Bij de autoparkeerplaatsen staat niet aangegeven waarop de cijfers slaan. Wellicht zijn de cijfers per woongelegenheid bedoeld. Welke cijfers worden toegepast voor andere functies dan wonen? Hier is verduidelijking nodig.
Indien de cijfers voor autoparkeerplaatsen effectief bedoeld zijn als aantal per woongelegenheid, gelden volgende vragen/bemerkingen : Zijn de parkeercijfers voor auto’s gebaseerd op cijfergegevens ? Heeft de stad zicht op het autobezit van de Hasselaren en op het aantal auto’s waarvoor geen stalplaats bestaat op privédomein ? De opgelegde cijfers zijn erg laag en komen wellicht niet overeen met het reële autobezit in Hasselt. Te weinig stalplaatsen leidt tot een veelheid aan geparkeerde wagens op het publiek domein waardoor de leefbaarheid van de stad bedreigd wordt. Anderzijds zijn te hoge parkeercijfers af te raden omdat dit het autobezit kan aanmoedigen. Een goed mobiliteits- en parkeerbeleid zorgt ervoor dat de lasten en lusten evenredig zijn. Wie een auto koopt, heeft het genot van de auto maar daar tegenover staat de plicht om de geparkeerde auto van de straat weg te houden. Een autobezitter zal ook de lasten van het parkeren van zijn auto moeten dragen en dus over een parkeerplaats op privé terrein (al dan niet zijn eigendom) moeten kunnen beschikken. De lasten mogen niet op het openbaar domein afgewenteld worden.

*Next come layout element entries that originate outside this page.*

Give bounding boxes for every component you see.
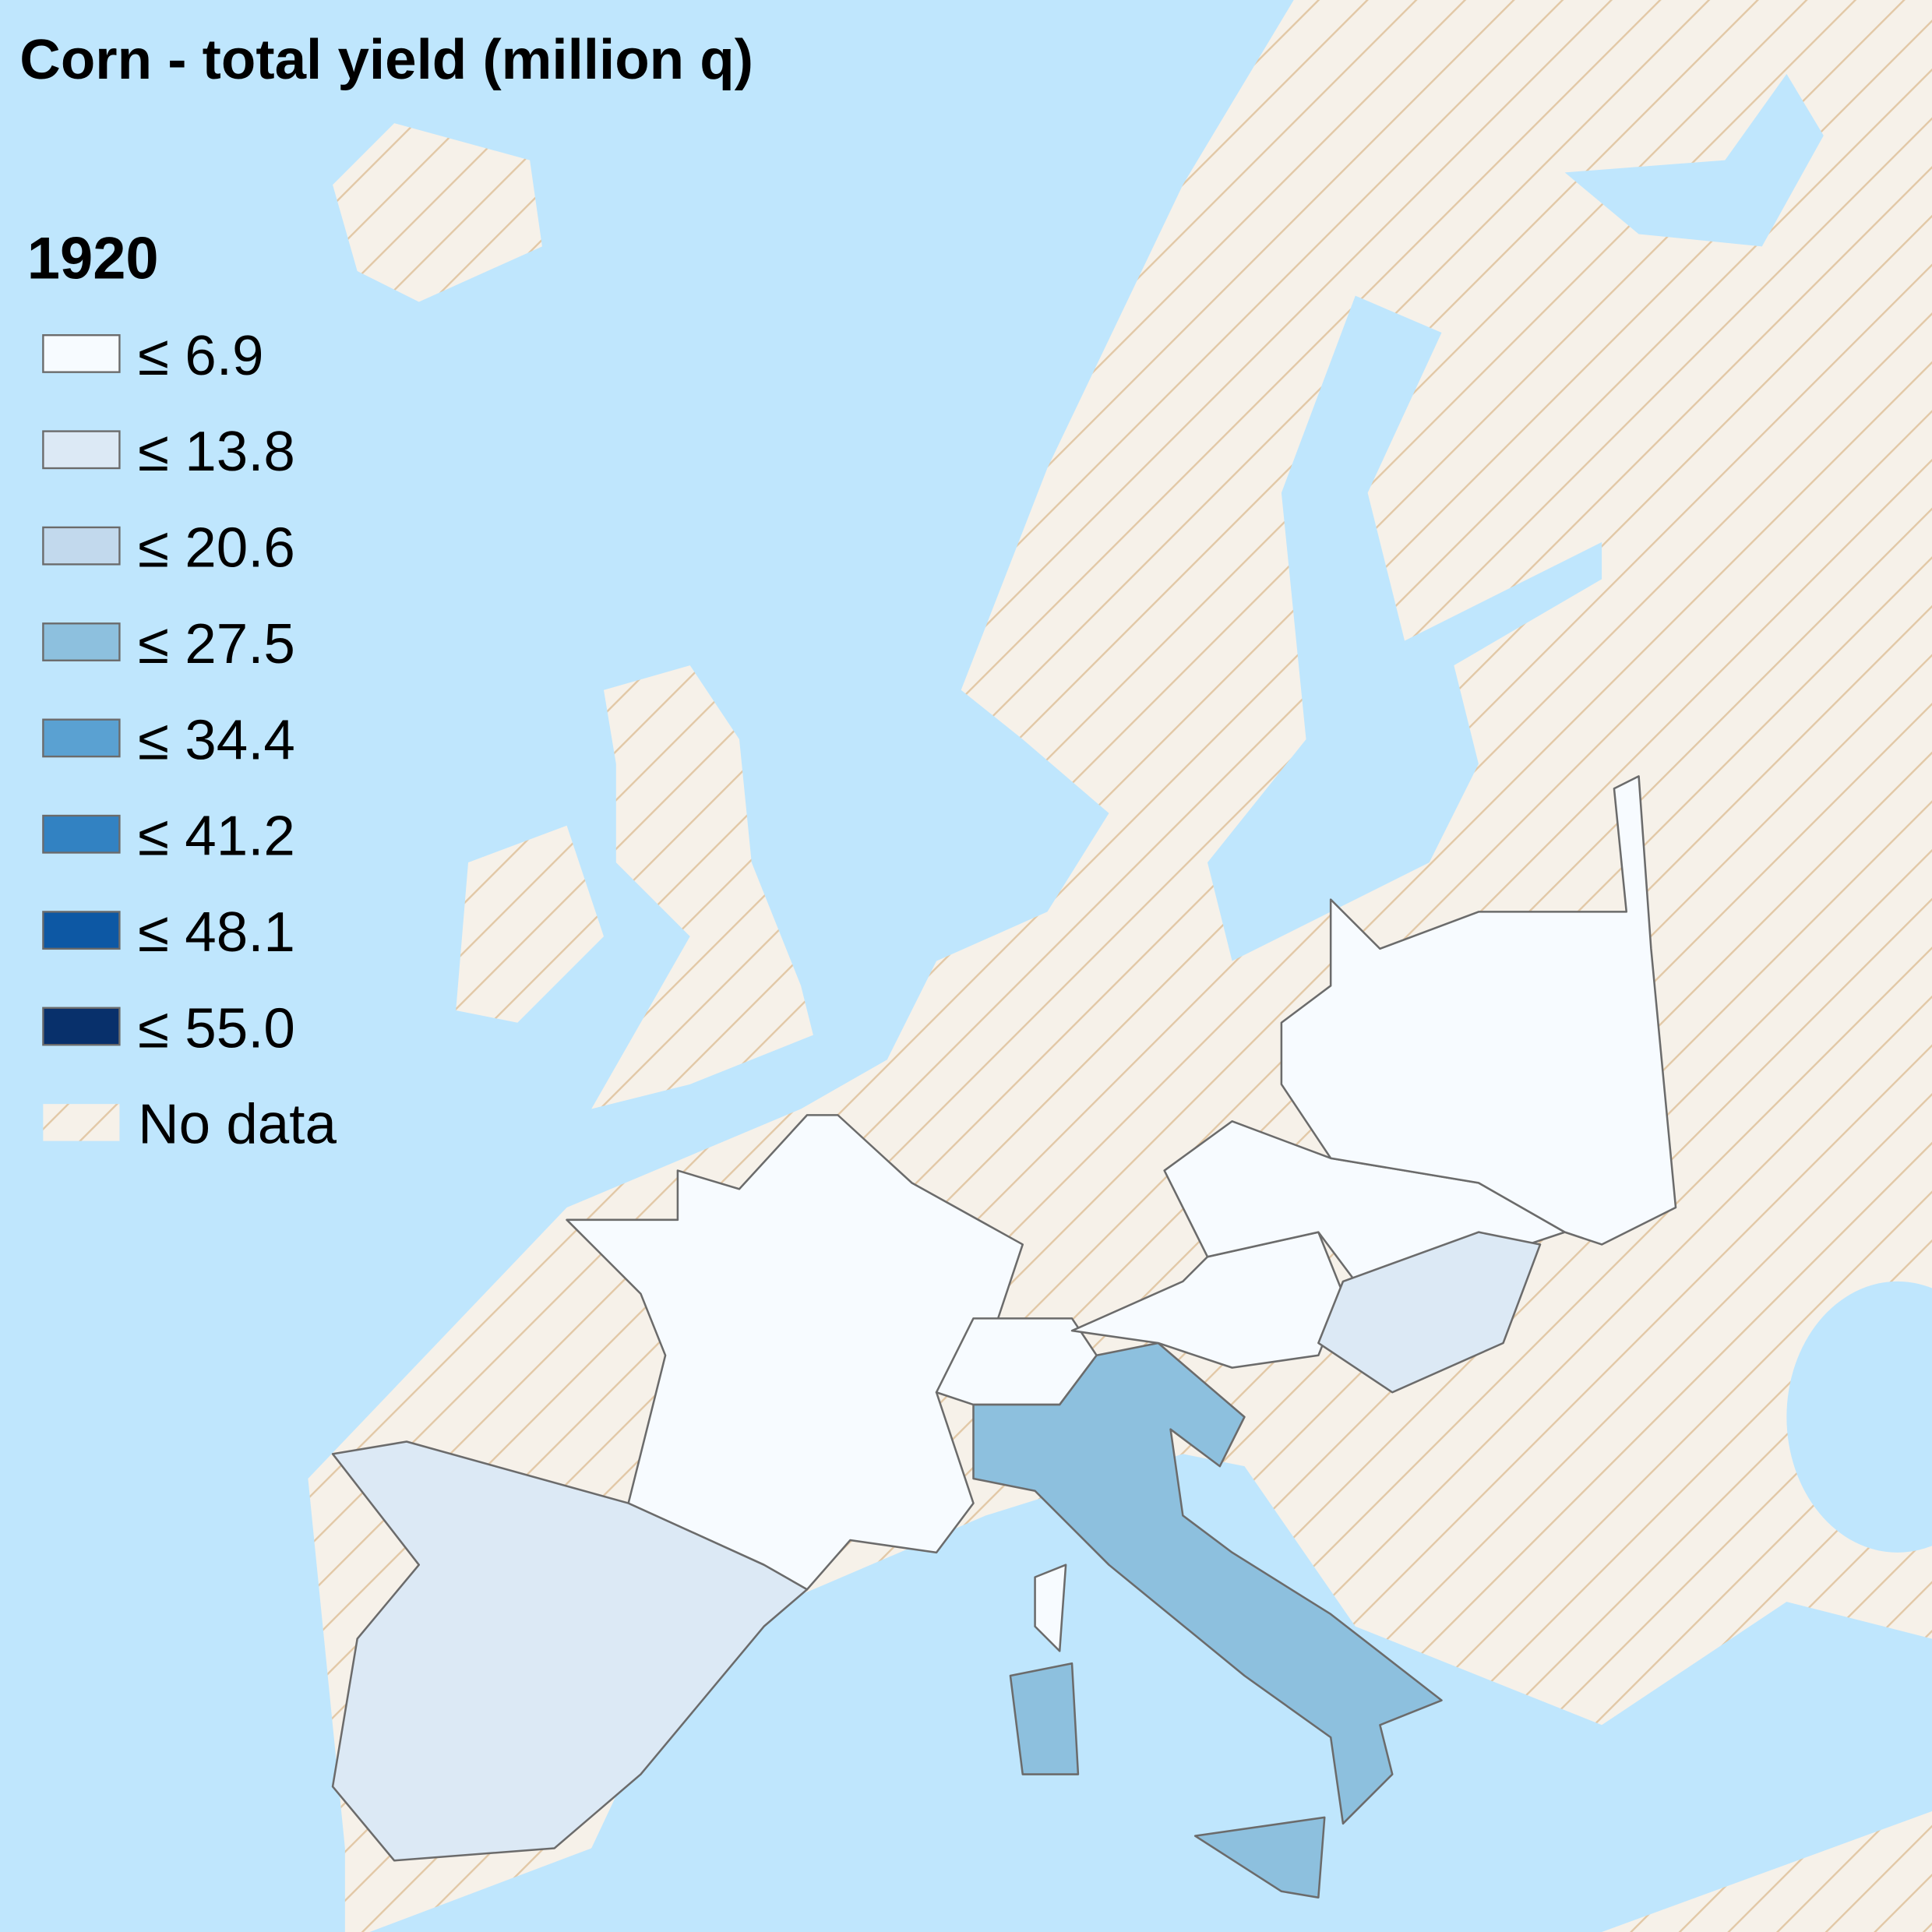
legend-label: ≤ 34.4 [138, 708, 295, 771]
legend-swatch [42, 622, 121, 661]
legend-label: ≤ 6.9 [138, 324, 263, 387]
legend-swatch [42, 814, 121, 854]
inland-seas [369, 73, 1932, 1932]
legend-swatch [42, 334, 121, 373]
poland [1280, 775, 1677, 1246]
legend-swatch [42, 911, 121, 950]
sardinia [1009, 1662, 1080, 1775]
legend-swatch [42, 430, 121, 470]
legend-swatch [42, 1007, 121, 1046]
legend-label: ≤ 55.0 [138, 996, 295, 1059]
legend-swatch [42, 526, 121, 566]
map-title: Corn - total yield (million q) [19, 28, 753, 91]
sicily [1193, 1816, 1326, 1899]
legend-label: ≤ 13.8 [138, 420, 295, 483]
countries [331, 775, 1677, 1899]
legend-label: No data [138, 1093, 337, 1156]
spain [331, 1440, 809, 1862]
legend-swatch [43, 1104, 120, 1141]
legend-label: ≤ 41.2 [138, 805, 295, 868]
italy [972, 1341, 1443, 1825]
legend-swatch [42, 718, 121, 758]
legend-label: ≤ 27.5 [138, 612, 295, 675]
legend-title: 1920 [27, 225, 159, 291]
legend: ≤ 6.9 ≤ 13.8 ≤ 20.6 ≤ 27.5 ≤ 34.4 ≤ 41.2 ≤ 48.… [42, 324, 337, 1156]
corsica [1034, 1564, 1067, 1652]
hungary [1317, 1231, 1542, 1394]
legend-label: ≤ 48.1 [138, 901, 295, 964]
legend-label: ≤ 20.6 [138, 516, 295, 580]
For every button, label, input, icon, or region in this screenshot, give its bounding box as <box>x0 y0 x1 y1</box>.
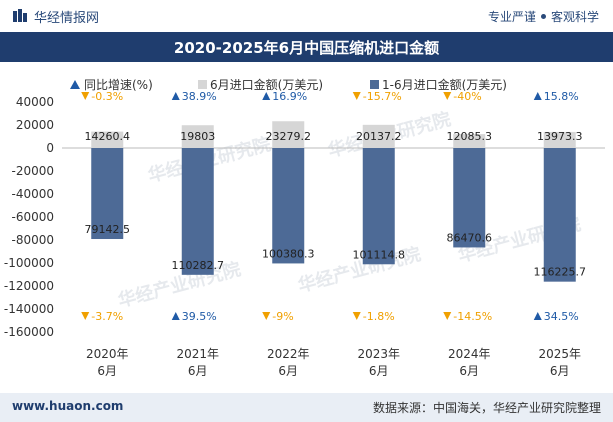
y-tick-label: -80000 <box>11 233 54 247</box>
data-label-june: 19803 <box>180 130 215 143</box>
x-tick-label-month: 6月 <box>369 364 389 378</box>
legend-swatch-cumulative <box>370 80 379 89</box>
data-label-june: 12085.3 <box>447 130 493 143</box>
yoy-label-cumulative: 39.5% <box>182 310 217 323</box>
yoy-label-june: 38.9% <box>182 90 217 103</box>
yoy-label-june: -40% <box>453 90 481 103</box>
yoy-label-june: 16.9% <box>272 90 307 103</box>
x-tick-label-year: 2022年 <box>267 347 310 361</box>
bar-cumulative <box>362 148 395 265</box>
chart-area: 华经产业研究院华经产业研究院华经产业研究院华经产业研究院华经产业研究院同比增速(… <box>4 77 605 378</box>
y-tick-label: 40000 <box>16 95 54 109</box>
data-label-cumulative: 101114.8 <box>353 248 406 261</box>
bar-june <box>543 131 576 148</box>
slogan-right: 客观科学 <box>550 10 599 24</box>
data-label-cumulative: 110282.7 <box>172 259 225 272</box>
down-triangle-icon <box>352 312 361 320</box>
down-triangle-icon <box>262 312 271 320</box>
up-triangle-icon <box>533 92 542 100</box>
yoy-label-cumulative: -9% <box>272 310 293 323</box>
down-triangle-icon <box>81 92 90 100</box>
bar-cumulative <box>272 148 305 264</box>
x-tick-label-month: 6月 <box>97 364 117 378</box>
x-tick-label-month: 6月 <box>459 364 479 378</box>
data-label-june: 14260.4 <box>85 130 131 143</box>
x-tick-label-year: 2024年 <box>448 347 491 361</box>
down-triangle-icon <box>352 92 361 100</box>
up-triangle-icon <box>533 312 542 320</box>
legend-label-june: 6月进口金额(万美元) <box>210 77 323 92</box>
bar-cumulative <box>453 148 486 248</box>
y-tick-label: -60000 <box>11 210 54 224</box>
yoy-label-cumulative: -3.7% <box>91 310 123 323</box>
footer-website: www.huaon.com <box>12 399 124 413</box>
y-tick-label: -140000 <box>4 302 54 316</box>
y-tick-label: -160000 <box>4 325 54 339</box>
yoy-label-june: -15.7% <box>363 90 402 103</box>
data-label-cumulative: 116225.7 <box>534 266 587 279</box>
chart-title: 2020-2025年6月中国压缩机进口金额 <box>173 39 440 57</box>
bar-june <box>362 124 395 148</box>
down-triangle-icon <box>81 312 90 320</box>
y-tick-label: -120000 <box>4 279 54 293</box>
y-tick-label: 0 <box>46 141 54 155</box>
bar-june <box>272 121 305 148</box>
x-tick-label-year: 2023年 <box>357 347 400 361</box>
slogan: 专业严谨 客观科学 <box>488 8 599 25</box>
y-tick-label: -100000 <box>4 256 54 270</box>
down-triangle-icon <box>443 92 452 100</box>
up-triangle-icon <box>171 92 180 100</box>
title-bar: 2020-2025年6月中国压缩机进口金额 <box>0 32 613 62</box>
y-tick-label: -40000 <box>11 187 54 201</box>
data-label-june: 20137.2 <box>356 130 402 143</box>
legend-swatch-june <box>198 80 207 89</box>
yoy-label-june: 15.8% <box>544 90 579 103</box>
legend-label-yoy: 同比增速(%) <box>84 78 153 92</box>
x-tick-label-month: 6月 <box>188 364 208 378</box>
bar-june <box>181 125 214 148</box>
x-tick-label-year: 2021年 <box>176 347 219 361</box>
up-triangle-icon <box>171 312 180 320</box>
up-triangle-icon <box>262 92 271 100</box>
dot-separator-icon <box>540 14 546 19</box>
legend-label-cumulative: 1-6月进口金额(万美元) <box>382 77 507 92</box>
data-label-june: 23279.2 <box>266 130 312 143</box>
legend-triangle-icon <box>70 80 80 89</box>
data-label-cumulative: 86470.6 <box>447 231 493 244</box>
x-tick-label-month: 6月 <box>278 364 298 378</box>
bar-june <box>91 131 124 148</box>
yoy-label-cumulative: -14.5% <box>453 310 492 323</box>
data-label-cumulative: 79142.5 <box>85 223 131 236</box>
slogan-left: 专业严谨 <box>487 10 536 24</box>
data-label-june: 13973.3 <box>537 130 583 143</box>
footer-source: 数据来源：中国海关，华经产业研究院整理 <box>372 401 601 415</box>
footer-bar: www.huaon.com 数据来源：中国海关，华经产业研究院整理 <box>0 393 613 422</box>
top-bar: 华经情报网 专业严谨 客观科学 <box>0 0 613 32</box>
yoy-label-cumulative: -1.8% <box>363 310 395 323</box>
x-tick-label-month: 6月 <box>550 364 570 378</box>
x-tick-label-year: 2025年 <box>538 347 581 361</box>
y-tick-label: -20000 <box>11 164 54 178</box>
yoy-label-cumulative: 34.5% <box>544 310 579 323</box>
y-tick-label: 20000 <box>16 118 54 132</box>
yoy-label-june: -0.3% <box>91 90 123 103</box>
x-tick-label-year: 2020年 <box>86 347 129 361</box>
bar-cumulative <box>91 148 124 240</box>
bar-cumulative <box>181 148 214 275</box>
brand-logo-icon <box>13 9 27 22</box>
bar-cumulative <box>543 148 576 282</box>
down-triangle-icon <box>443 312 452 320</box>
brand-name: 华经情报网 <box>34 11 100 26</box>
bar-june <box>453 134 486 148</box>
data-label-cumulative: 100380.3 <box>262 247 315 260</box>
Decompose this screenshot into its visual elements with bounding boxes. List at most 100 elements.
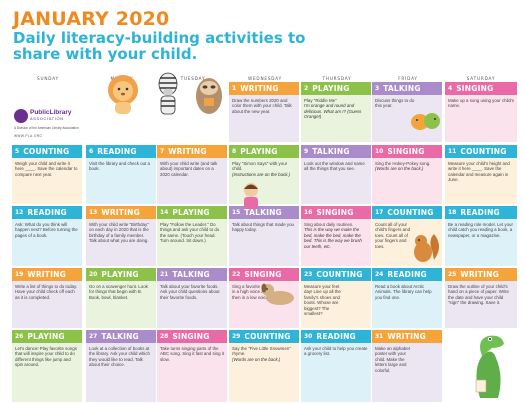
day-header: 13 WRITING [86, 206, 156, 219]
day-number: 23 [304, 271, 313, 278]
day-header: 24 READING [372, 268, 442, 281]
activity-text: Make an alphabet poster with your child.… [375, 346, 410, 373]
activity-text: Look out the window and name all the thi… [304, 161, 365, 172]
activity-note: (Words are on the back.) [232, 356, 281, 362]
day-activity: Look out the window and name all the thi… [301, 158, 371, 172]
day-activity: Measure your child's height and write it… [445, 158, 517, 183]
day-cell-5: 5 COUNTING Weigh your child and write it h… [12, 145, 82, 204]
day-category: READING [316, 332, 356, 341]
day-category: PLAYING [172, 208, 210, 217]
day-category: WRITING [387, 332, 426, 341]
activity-text: Measure your child's height and write it… [448, 161, 510, 183]
squirrel-icon [414, 234, 439, 262]
day-activity: Talk about your favorite foods. Ask your… [157, 281, 227, 300]
activity-text: Ask your child to help you create a groc… [304, 346, 368, 357]
day-header: 28 SINGING [157, 330, 227, 343]
day-number: 17 [375, 209, 384, 216]
day-activity: Go on a scavenger hunt. Look for things … [86, 281, 156, 300]
day-number: 13 [89, 209, 98, 216]
day-header: 21 TALKING [157, 268, 227, 281]
day-category: COUNTING [316, 270, 363, 279]
day-category: PLAYING [312, 84, 350, 93]
day-activity: Sing the Hokey-Pokey song. (Words are on … [372, 158, 442, 172]
day-category: PLAYING [27, 332, 65, 341]
day-header: 3 TALKING [372, 82, 442, 95]
activity-text: Look at a collection of books at the lib… [89, 346, 150, 368]
day-activity: Make an alphabet poster with your child.… [372, 343, 420, 373]
bird-icon [411, 113, 440, 130]
day-category: TALKING [312, 147, 350, 156]
logo-sub: ASSOCIATION [30, 116, 64, 121]
day-cell-10: 10 SINGING Sing the Hokey-Pokey song. (Word… [372, 145, 442, 204]
day-category: SINGING [172, 332, 210, 341]
day-number: 30 [304, 333, 313, 340]
dayhead-tuesday: TUESDAY [180, 76, 206, 81]
day-cell-6: 6 READING Visit the library and check out … [86, 145, 156, 204]
day-category: COUNTING [23, 147, 70, 156]
day-activity: Play "Follow the Leader." Do things and … [157, 219, 227, 244]
day-activity: With your child write "Birthday" on each… [86, 219, 156, 244]
activity-text: Go on a scavenger hunt. Look for things … [89, 284, 148, 300]
activity-text: Measure your feet day! Line up all the f… [304, 284, 341, 317]
day-header: 8 PLAYING [229, 145, 299, 158]
day-header: 10 SINGING [372, 145, 442, 158]
activity-text: Weigh your child and write it here ____.… [15, 161, 78, 177]
day-activity: Say the "Five Little Snowmen" rhyme. (Wor… [229, 343, 299, 362]
day-category: WRITING [240, 84, 279, 93]
day-number: 24 [375, 271, 384, 278]
day-category: TALKING [101, 332, 139, 341]
day-header: 27 TALKING [86, 330, 156, 343]
day-category: READING [460, 208, 500, 217]
day-category: READING [97, 147, 137, 156]
dayhead-friday: FRIDAY [398, 76, 418, 81]
day-activity: Play "Riddle Me" I'm orange and round and… [301, 95, 371, 120]
sloth-icon [196, 78, 222, 114]
activity-note: I'm orange and round and delicious. What… [304, 103, 362, 120]
day-number: 12 [15, 209, 24, 216]
activity-text: Make up a song using your child's name. [448, 98, 515, 109]
day-cell-13: 13 WRITING With your child write "Birthday… [86, 206, 156, 266]
day-header: 9 TALKING [301, 145, 371, 158]
day-number: 7 [160, 148, 165, 155]
day-header: 15 TALKING [229, 206, 299, 219]
day-header: 23 COUNTING [301, 268, 371, 281]
day-activity: Ask your child to help you create a groc… [301, 343, 371, 357]
day-number: 5 [15, 148, 20, 155]
activity-text: Take turns singing parts of the ABC song… [160, 346, 224, 362]
day-number: 19 [15, 271, 24, 278]
day-cell-22: 22 SINGING Sing a favorite song in a high … [229, 268, 299, 328]
dayhead-wednesday: WEDNESDAY [248, 76, 282, 81]
day-category: READING [27, 208, 67, 217]
day-cell-26: 26 PLAYING Let's dance! Play favorite song… [12, 330, 82, 402]
activity-text: Let's dance! Play favorite songs that wi… [15, 346, 77, 368]
dayhead-sunday: SUNDAY [37, 76, 59, 81]
day-category: SINGING [244, 270, 282, 279]
day-activity: Be a reading role model. Let your child … [445, 219, 517, 238]
day-number: 25 [448, 271, 457, 278]
day-activity: Read a book about Arctic Animals. The li… [372, 281, 442, 300]
day-cell-18: 18 READING Be a reading role model. Let yo… [445, 206, 517, 266]
day-header: 16 SINGING [301, 206, 371, 219]
day-cell-31: 31 WRITING Make an alphabet poster with yo… [372, 330, 442, 402]
day-number: 29 [232, 333, 241, 340]
activity-text: With your child write (and talk about) i… [160, 161, 218, 177]
day-number: 4 [448, 85, 453, 92]
activity-text: Visit the library and check out a book. [89, 161, 150, 172]
logo-tagline: A Division of the American Library Assoc… [14, 126, 79, 130]
day-cell-11: 11 COUNTING Measure your child's height an… [445, 145, 517, 204]
day-number: 28 [160, 333, 169, 340]
dayhead-saturday: SATURDAY [466, 76, 496, 81]
day-cell-4: 4 SINGING Make up a song using your child'… [445, 82, 517, 142]
day-cell-16: 16 SINGING Sing about daily routines. This … [301, 206, 371, 266]
day-category: SINGING [387, 147, 425, 156]
pla-logo[interactable]: PublicLibrary ASSOCIATION A Division of … [12, 107, 84, 138]
day-cell-27: 27 TALKING Look at a collection of books a… [86, 330, 156, 402]
day-category: WRITING [27, 270, 66, 279]
activity-text: Talk about things that made you happy to… [232, 222, 294, 233]
day-header: 25 WRITING [445, 268, 517, 281]
day-number: 6 [89, 148, 94, 155]
day-activity: Weigh your child and write it here ____.… [12, 158, 82, 177]
day-header: 7 WRITING [157, 145, 227, 158]
day-category: TALKING [383, 84, 421, 93]
zebra-icon [158, 72, 178, 115]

Om het fietsgebruik effectief te stimuleren is het aangewezen de fietsenstallingen steeds op maaiveldniveau te voorzien, zo dicht mogelijk bij het openbaar domein. Uit veiligheidsoverwegingen is het ten zeerste aan te raden het stallen van fietsen te scheiden van het stallen van wagens.
Het inroepen van het STOP-principe en daarbij stellen dat autostalplaatsen mogen weggelaten worden ten voordele van fietsstalplaatsen kan niet aanvaard worden. We verwijzen naar het principe van lasten en lusten dat in een gezond parkeerbeleid wordt toegepast om de auto zoveel mogelijk uit het straatbeeld te houden. Binnen een kwaliteitsvol bouwproject zullen én voldoende autostalplaatsen én voldoende fietsstalplaatsen voorzien worden om het openbaar domein niet te belasten.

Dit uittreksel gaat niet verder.